Iron deficiency is associated with a range of symptoms that are not only detrimental to women’s quality of life, but may also have a negative impact on clinical outcomes, including the health and wellbeing of offspring in the case of pregnant women1. When severe, iron deficiency can result in iron deficiency anaemia, which has a negative effect on patient vitality that is comparable with chronic diseases including clinical depression and chronic kidney disease (see figure below).

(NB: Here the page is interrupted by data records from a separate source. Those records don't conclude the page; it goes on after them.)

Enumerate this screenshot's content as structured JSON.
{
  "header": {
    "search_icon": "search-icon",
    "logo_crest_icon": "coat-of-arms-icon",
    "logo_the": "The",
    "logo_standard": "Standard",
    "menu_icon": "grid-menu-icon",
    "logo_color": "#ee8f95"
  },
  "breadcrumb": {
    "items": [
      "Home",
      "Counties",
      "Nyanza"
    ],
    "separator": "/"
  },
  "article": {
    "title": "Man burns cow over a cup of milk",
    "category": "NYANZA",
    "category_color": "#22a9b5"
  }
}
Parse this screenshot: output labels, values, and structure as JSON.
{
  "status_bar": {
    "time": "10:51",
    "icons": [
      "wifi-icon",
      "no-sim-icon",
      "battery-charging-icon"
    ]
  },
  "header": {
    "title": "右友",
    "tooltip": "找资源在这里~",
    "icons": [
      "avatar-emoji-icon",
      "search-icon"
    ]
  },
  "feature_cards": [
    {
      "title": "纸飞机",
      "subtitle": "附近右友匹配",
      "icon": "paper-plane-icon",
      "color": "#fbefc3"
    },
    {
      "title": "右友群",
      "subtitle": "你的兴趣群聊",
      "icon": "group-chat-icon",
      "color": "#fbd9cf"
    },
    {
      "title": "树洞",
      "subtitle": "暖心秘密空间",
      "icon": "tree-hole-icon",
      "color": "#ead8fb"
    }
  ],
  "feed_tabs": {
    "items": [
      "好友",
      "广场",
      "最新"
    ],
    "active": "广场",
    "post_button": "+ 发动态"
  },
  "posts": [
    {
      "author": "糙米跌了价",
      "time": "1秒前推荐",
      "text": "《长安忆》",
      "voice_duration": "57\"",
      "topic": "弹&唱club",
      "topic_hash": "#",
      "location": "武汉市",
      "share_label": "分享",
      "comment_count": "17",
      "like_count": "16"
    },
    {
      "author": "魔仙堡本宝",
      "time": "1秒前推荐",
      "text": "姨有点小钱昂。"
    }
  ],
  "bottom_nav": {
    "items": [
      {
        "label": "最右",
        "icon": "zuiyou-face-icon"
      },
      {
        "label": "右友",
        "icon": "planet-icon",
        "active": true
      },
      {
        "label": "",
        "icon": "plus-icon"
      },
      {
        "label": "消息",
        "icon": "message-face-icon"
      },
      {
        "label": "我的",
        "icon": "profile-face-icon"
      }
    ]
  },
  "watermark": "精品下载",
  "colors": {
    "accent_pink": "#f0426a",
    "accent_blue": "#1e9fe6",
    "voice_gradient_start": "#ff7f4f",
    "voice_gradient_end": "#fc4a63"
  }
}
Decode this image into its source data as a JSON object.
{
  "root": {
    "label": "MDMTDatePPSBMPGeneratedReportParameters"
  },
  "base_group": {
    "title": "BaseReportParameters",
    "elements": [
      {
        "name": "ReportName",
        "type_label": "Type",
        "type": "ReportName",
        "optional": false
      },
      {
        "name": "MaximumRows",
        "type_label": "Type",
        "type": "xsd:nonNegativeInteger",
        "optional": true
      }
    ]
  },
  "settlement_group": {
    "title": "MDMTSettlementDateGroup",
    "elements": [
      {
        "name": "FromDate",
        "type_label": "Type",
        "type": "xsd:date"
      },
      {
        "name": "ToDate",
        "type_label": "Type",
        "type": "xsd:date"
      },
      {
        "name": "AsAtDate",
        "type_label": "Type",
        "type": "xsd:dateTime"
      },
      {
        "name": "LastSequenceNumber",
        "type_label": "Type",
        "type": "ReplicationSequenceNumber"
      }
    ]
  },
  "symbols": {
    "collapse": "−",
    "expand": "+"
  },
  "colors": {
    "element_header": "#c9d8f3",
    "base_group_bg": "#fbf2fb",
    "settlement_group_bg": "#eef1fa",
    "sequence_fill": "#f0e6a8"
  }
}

Levels of plasma iron available to be utilised by the body are maintained within a tight range under normal circumstances by controlling the rate of iron absorption and storage1. However, there are a number of different factors that can lead to disruption of the iron balance in obstetrics and gynaecology patients (see figure below).

Figure 2. Why patients seen by obstetricians and gynaecologists become iron deficient2

Iron deficiency is a clinically significant nutritional disorder that disproportionately affects women compared with men, and is particularly common in women of reproductive age1. Iron deficiency is also frequently associated with pregnancy where it can have implications for the health of both the mother and child1,2.